Or, how to turn a quick 4 seam project into a considerably longer one. It all started when I decided to do some quick summer sewing. A sleevless knit tunic would be great in the scorching Texas heat.
Pattern of choice: Sewing Workshop’s Anne’s Cardigan and Tank , released in 2011 . I’d already made the cardigan, and decided this simple tank would be my choice for a cool, breezy top. You can see the pattern designer’s version here. The guide sheet shows how to do it in 4 seams – two shoulder seams sewn and serged, two side seams sewn to the side slit point and seam-finished whatever way you want. The Sewing Workshop likes the hem and armhole edges unfinished, but they do give you options.
Fabric of choice: A featherweight, striped knit purchased from Sew Much Fabric – oh, a few years ago. Keyword here is featherweight; because that changed things ……
How it went down: The pattern fans out on the sides and so I did not have to merge it into a larger size at the hip area as I usually do with other patterns. Here, there is enough room for the pear in my pear shape. The bodice is a pretty good fit; the armholes are high and the bust fit is good. Yay. The only shape/fit change I made was in the length; the top was lengthened a few inches to make it a “tunic”.
About the featherweight knit fabric – it’s see through. This tunic is meant to keep me cool, but I’m not feeling the translucence. So I decided to make it a double layer since there was enough fabric. I eked out a second tank – which we’ll call a “lining” for our purposes. Other than having to make do with a small wedge shaped shortage on each side of the hem, the “lining” was fine.
Stabilize!!! Is it my imagination, or does featherweight knit stretches when you look at it? I stabilized each shoulder seam, back necklines and front necklines but not the side seams because most of the garment weight is carried by the neck and shoulder seams. For stabilizing such fabric, my go-to item is a “bias fusible” product which I bought from SewKeyse, owned by the awesome Emma Seabrook. Make sure you use a press cloth while fusing. A mishap occurred here while the back neck of the lining was being fused, but we creatives are not fazed by such incidents; I fused a piece of self fabric at the accident location and sewed around it – sort of like a label? No one will know.
Putting together the two layers: I stitched the shoulder seams of each layer separately, and then stitched both layers together at the neck. Seams trimmed and the lining was put through the neck to the wrong side. Stitching together at the neck eliminated the need for a neck finish.What to do about the armhole edges? I roll-hemmed them together on the serger, using brown woolly nylon. Success!!
Both layers were then opened up and the side seams were sewn together starting from the front slit opening to the back slit point – on each side. Seam was pressed and layers brought together. The hem was left raw edged. I love the end result!

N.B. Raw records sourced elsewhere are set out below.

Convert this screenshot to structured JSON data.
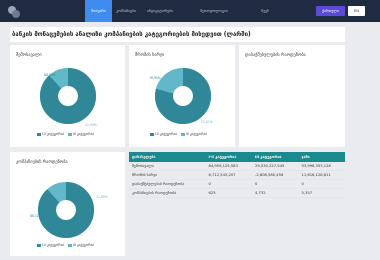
{
  "nav": {
    "items": [
      "მთავარი",
      "კომპანიები",
      "ინდიკატორები",
      "მეთოდოლოგია",
      "ჩვენ"
    ],
    "lang_primary": "ქართული",
    "lang_secondary": "EN"
  },
  "page_title": "ბანკის მონაცემების ანალიზი კომპანიების კატეგორიების მიხედვით (ლარში)",
  "colors": {
    "primary": "#2f8797",
    "secondary": "#62b7c9",
    "topbar": "#1f2b41",
    "table_header": "#1a8a8f"
  },
  "legend": {
    "series1": "I-ll კატეგორია",
    "series2": "III კატეგორია"
  },
  "charts": [
    {
      "title": "შემოსავალი",
      "s1_label": "88,06%",
      "s2_label": "11,94%"
    },
    {
      "title": "შრომის ხარჯი",
      "s1_label": "78,99%",
      "s2_label": "21,01%"
    },
    {
      "title": "დასაქმებულების რაოდენობა"
    },
    {
      "title": "კომპანიების რაოდენობა",
      "s1_label": "88,11%",
      "s2_label": "11,89%"
    }
  ],
  "chart_data": [
    {
      "type": "pie",
      "title": "შემოსავალი",
      "categories": [
        "I-ll კატეგორია",
        "III კატეგორია"
      ],
      "values": [
        88.06,
        11.94
      ]
    },
    {
      "type": "pie",
      "title": "შრომის ხარჯი",
      "categories": [
        "I-ll კატეგორია",
        "III კატეგორია"
      ],
      "values": [
        78.99,
        21.01
      ]
    },
    {
      "type": "pie",
      "title": "კომპანიების რაოდენობა",
      "categories": [
        "I-ll კატეგორია",
        "III კატეგორია"
      ],
      "values": [
        88.11,
        11.89
      ]
    }
  ],
  "table": {
    "headers": [
      "დასახელება",
      "I-ll კატეგორია",
      "III კატეგორია",
      "ჯამი"
    ],
    "rows": [
      [
        "შემოსავალი",
        "64,959,125,583",
        "29,030,227,545",
        "93,996,353,128"
      ],
      [
        "შრომის ხარჯი",
        "6,712,543,207",
        "-2,808,580,456",
        "11,616,128,611"
      ],
      [
        "დასაქმებულების რაოდენობა",
        "0",
        "0",
        "0"
      ],
      [
        "კომპანიების რაოდენობა",
        "625",
        "4,732",
        "5,357"
      ]
    ]
  }
}
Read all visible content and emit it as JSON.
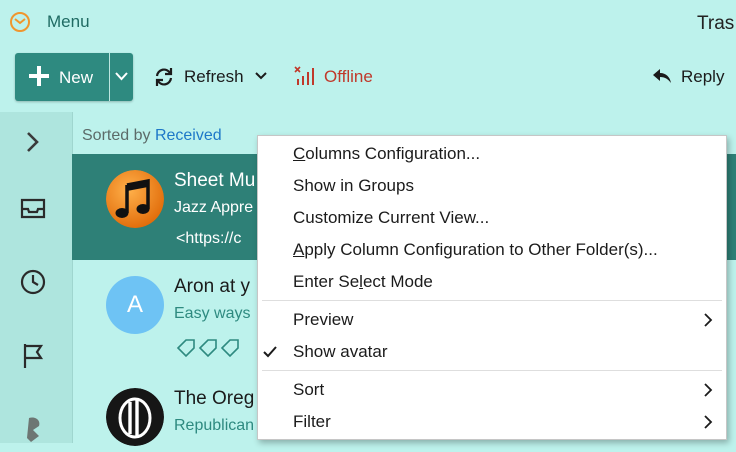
{
  "topbar": {
    "menu_label": "Menu",
    "folder_title_fragment": "Tras"
  },
  "toolbar": {
    "new_label": "New",
    "refresh_label": "Refresh",
    "offline_label": "Offline",
    "reply_label": "Reply"
  },
  "list": {
    "sorted_prefix": "Sorted by",
    "sorted_key": "Received",
    "rows": [
      {
        "subject": "Sheet Mu",
        "line2": "Jazz Appre",
        "line3": "<https://c",
        "avatar": "music-note-icon"
      },
      {
        "subject": "Aron at y",
        "line2": "Easy ways",
        "avatar_letter": "A"
      },
      {
        "subject": "The Oreg",
        "line2": "Republican",
        "avatar": "oregonian-logo"
      }
    ]
  },
  "context_menu": {
    "columns_configuration": {
      "pre": "",
      "u": "C",
      "post": "olumns Configuration..."
    },
    "show_in_groups": {
      "pre": "Show in Groups",
      "u": "",
      "post": ""
    },
    "customize_current_view": {
      "pre": "Customize Current View...",
      "u": "",
      "post": ""
    },
    "apply_column_configuration": {
      "pre": "",
      "u": "A",
      "post": "pply Column Configuration to Other Folder(s)..."
    },
    "enter_select_mode": {
      "pre": "Enter Se",
      "u": "l",
      "post": "ect Mode"
    },
    "preview": {
      "pre": "Preview",
      "u": "",
      "post": ""
    },
    "show_avatar": {
      "pre": "Show avatar",
      "u": "",
      "post": ""
    },
    "sort": {
      "pre": "Sort",
      "u": "",
      "post": ""
    },
    "filter": {
      "pre": "Filter",
      "u": "",
      "post": ""
    }
  },
  "colors": {
    "background": "#bdf2ec",
    "accent": "#2e8a80",
    "selected_row": "#2e8077",
    "offline_red": "#c0392b",
    "link_blue": "#1e78c8"
  }
}
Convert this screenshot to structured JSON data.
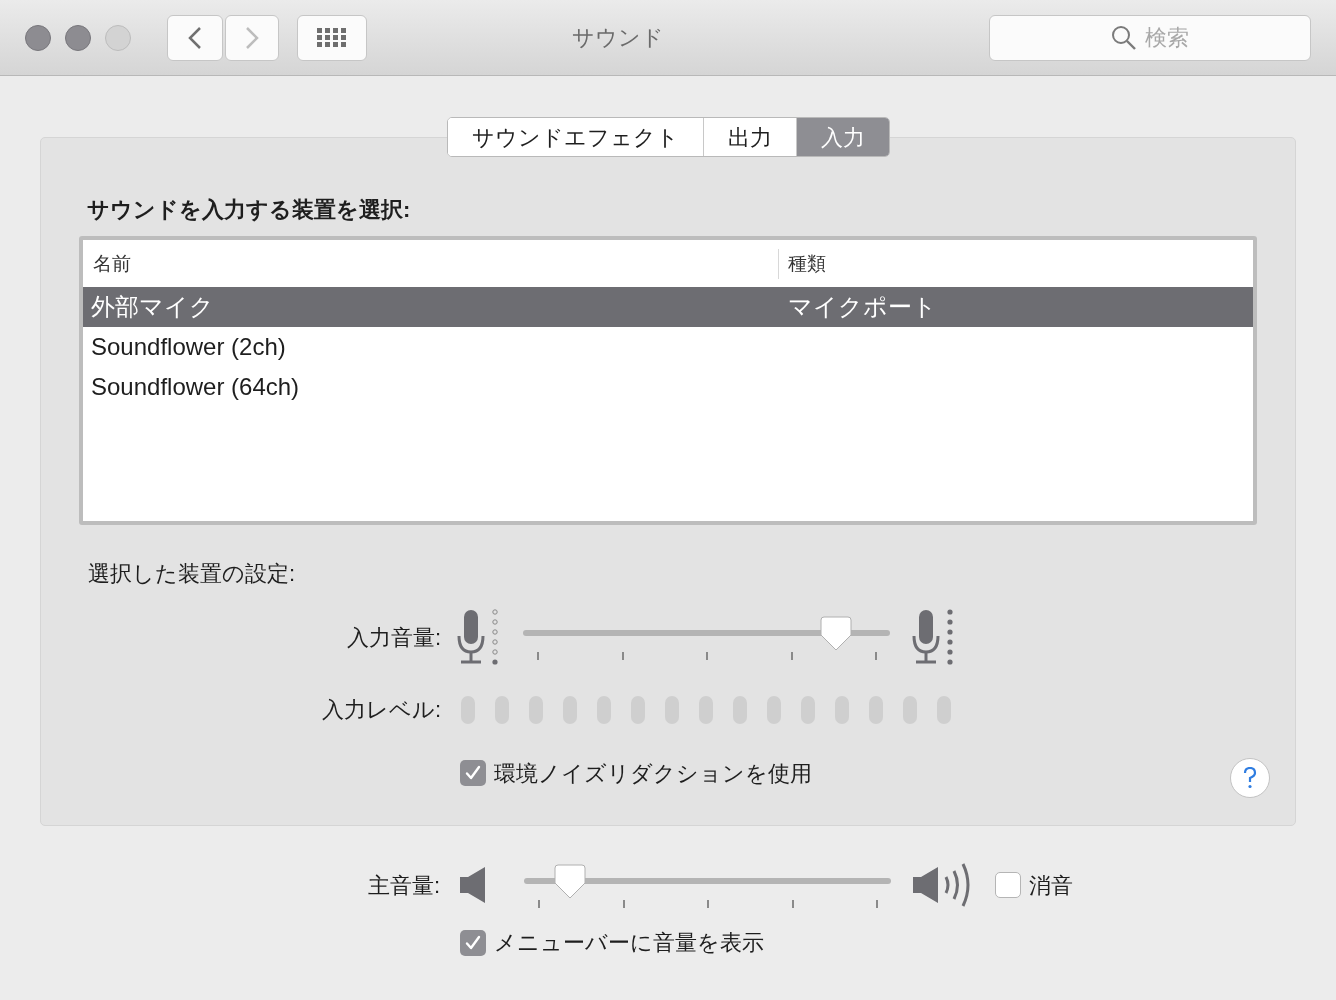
{
  "window": {
    "title": "サウンド",
    "back_disabled": false,
    "forward_disabled": true,
    "search": {
      "placeholder": "検索"
    }
  },
  "tabs": [
    {
      "label": "サウンドエフェクト",
      "selected": false
    },
    {
      "label": "出力",
      "selected": false
    },
    {
      "label": "入力",
      "selected": true
    }
  ],
  "device_section": {
    "heading": "サウンドを入力する装置を選択:",
    "table": {
      "columns": [
        "名前",
        "種類"
      ],
      "rows": [
        {
          "name": "外部マイク",
          "type": "マイクポート",
          "selected": true
        },
        {
          "name": "Soundflower (2ch)",
          "selected": false
        },
        {
          "name": "Soundflower (64ch)",
          "selected": false
        }
      ]
    }
  },
  "settings": {
    "heading": "選択した装置の設定:",
    "input_volume": {
      "label": "入力音量:",
      "level": 0.88
    },
    "input_level": {
      "label": "入力レベル:"
    },
    "noise_reduction": {
      "label": "環境ノイズリダクションを使用",
      "checked": true
    }
  },
  "output": {
    "volume": {
      "label": "主音量:",
      "level": 0.09
    },
    "mute": {
      "label": "消音",
      "checked": false
    },
    "show_in_menu_bar": {
      "label": "メニューバーに音量を表示",
      "checked": true
    }
  }
}
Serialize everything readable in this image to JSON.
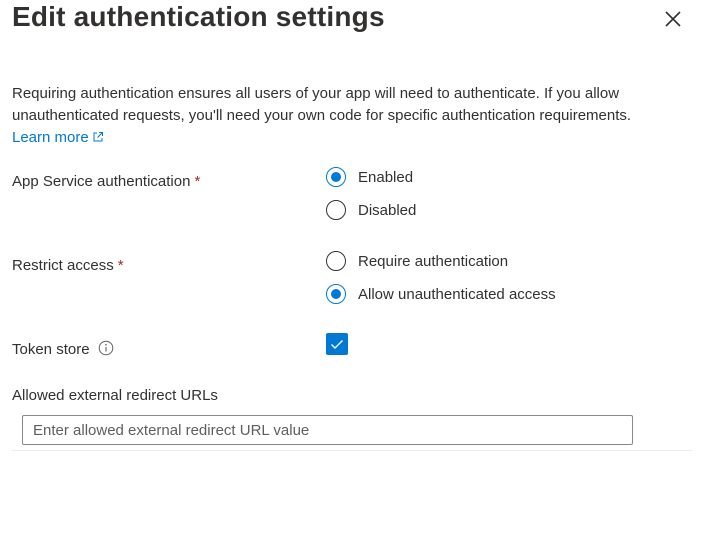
{
  "dialog": {
    "title": "Edit authentication settings",
    "description": "Requiring authentication ensures all users of your app will need to authenticate. If you allow unauthenticated requests, you'll need your own code for specific authentication requirements.",
    "learn_more": "Learn more"
  },
  "fields": {
    "app_service_auth": {
      "label": "App Service authentication",
      "required_marker": "*",
      "options": [
        "Enabled",
        "Disabled"
      ],
      "selected": "Enabled"
    },
    "restrict_access": {
      "label": "Restrict access",
      "required_marker": "*",
      "options": [
        "Require authentication",
        "Allow unauthenticated access"
      ],
      "selected": "Allow unauthenticated access"
    },
    "token_store": {
      "label": "Token store",
      "checked": true
    },
    "redirect_urls": {
      "label": "Allowed external redirect URLs",
      "value": "",
      "placeholder": "Enter allowed external redirect URL value"
    }
  },
  "colors": {
    "accent": "#0078d4",
    "required": "#a4262c",
    "text": "#323130"
  },
  "icons": {
    "close": "close-icon",
    "external_link": "external-link-icon",
    "info": "info-icon",
    "check": "checkmark-icon"
  }
}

The bonus: two long strips of leftover fabric were joined together at both edges by the same rolled hem, their ends cut up for 6 inches as “fringe” to make a matching scarf. Notice that I’m wearing the tunic with the kiwi knit pants from last week. How amazing that two colors which conventional wisdom does not put together, kind of do go together, I think. More styliing notes: I’m wearing a beautiful silver circle necklace, a birthday gift to me from a lovely lady who is now family. The other long silver chain was a wedding gift to my mother from her aunt – an heirloom.
Are you sewing up a hurricane??
Thank you for checking in with me in this 3 year old blog. I love you all.